A final point was lost because of “community opposition.” There was just one official objection received, and it was rejected, but that was enough to cost a full point. The objection concerned authentication, a principle required by ICANN. So, ICANN requires authentication, someone complains about authentication, and that is grounds for a negative review by ICANN. Whether the objection is legitimate or not, EIU says that the very existence of an objection makes it “relevant,” thus costing a point. This is a perfect example of how this improvised process has failed, of how ICANN is broken: In an evaluation where three points are the difference between success and failure, the fact that someone objects is enough to lose a full point.

In failing dotgay LLC, ICANN may be adding fuel to the fire of European opposition to U.S.-designated ICANN, just as the Department of Commerce is preparing to give ICANN full autonomy over the Web. The issues go beyond the brand-protection issues of .wine/.vin, and concern human-rights protections. And indeed, the new .gay gTLD was cited as the very example of the need to protect communities in the Council of Europe’s report on “ICANN’s procedures and policies in the light of human rights, fundamental freedoms and democratic values.” Will European governments now use the rejection of community priority for dotgay LLC as part of their case against granting it authority over the Internet? It may be the last hope for saving a community-based .gay.
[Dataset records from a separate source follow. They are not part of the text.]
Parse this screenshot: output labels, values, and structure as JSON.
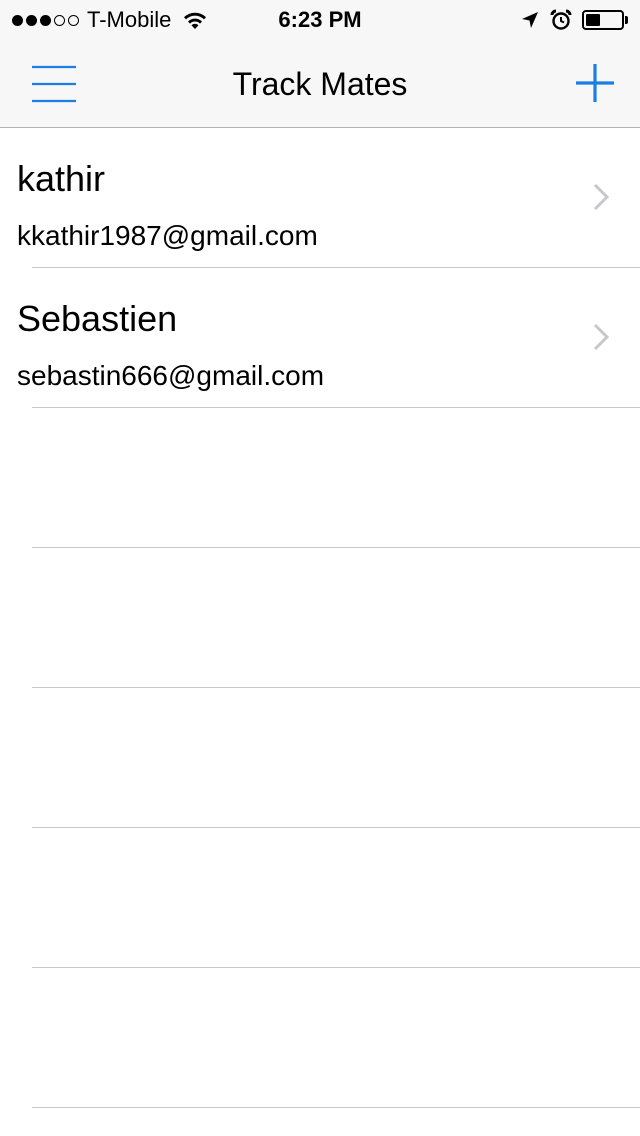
{
  "status_bar": {
    "carrier": "T-Mobile",
    "time": "6:23 PM",
    "signal_strength_bars": 3,
    "signal_total_bars": 5,
    "battery_level": 0.4,
    "icons": [
      "wifi-icon",
      "location-arrow-icon",
      "alarm-icon",
      "battery-icon"
    ]
  },
  "nav": {
    "title": "Track Mates",
    "left_button_icon": "hamburger-menu-icon",
    "right_button_icon": "plus-icon",
    "accent_color": "#1a7fe3"
  },
  "contacts": [
    {
      "name": "kathir",
      "email": "kkathir1987@gmail.com"
    },
    {
      "name": "Sebastien",
      "email": "sebastin666@gmail.com"
    }
  ],
  "colors": {
    "bar_background": "#f7f7f7",
    "separator": "#c8c7cc",
    "chevron": "#c7c7cc"
  }
}
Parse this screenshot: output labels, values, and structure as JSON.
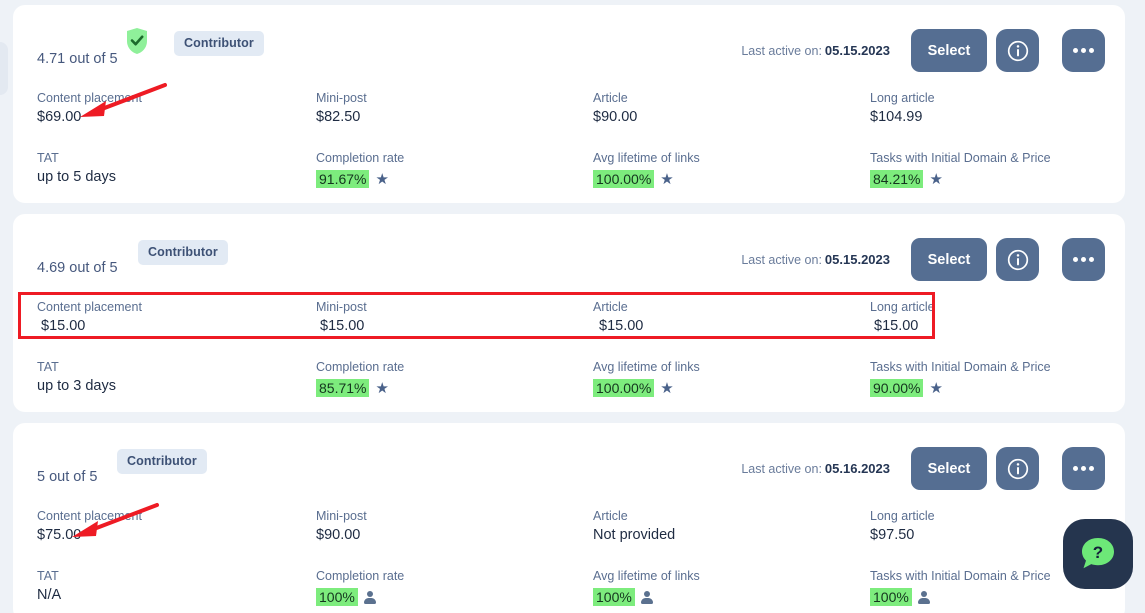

Certainly, ICANN has shown itself deaf to nonfinancial interests. In the release that announced the failure of dotgay LLC, ICANN said that .hotel would be an approved community domain name. Hotels are a community, gays aren’t. There’s something wrong with a system that gives such crazy results. Those who are disappointed are showing it in an online campaign using the hashtag #ICANNisBroken aimed at the @ICANN social media accounts.

ICANN is holding its 51st world meeting in Los Angeles next week, and dotgay LLC will be there. Tallying points on a silly scorecard is easy. ICANN may find it rather more difficult to look LGBTQ people in the eye and tell them that gays are less worthy of recognition than hotels.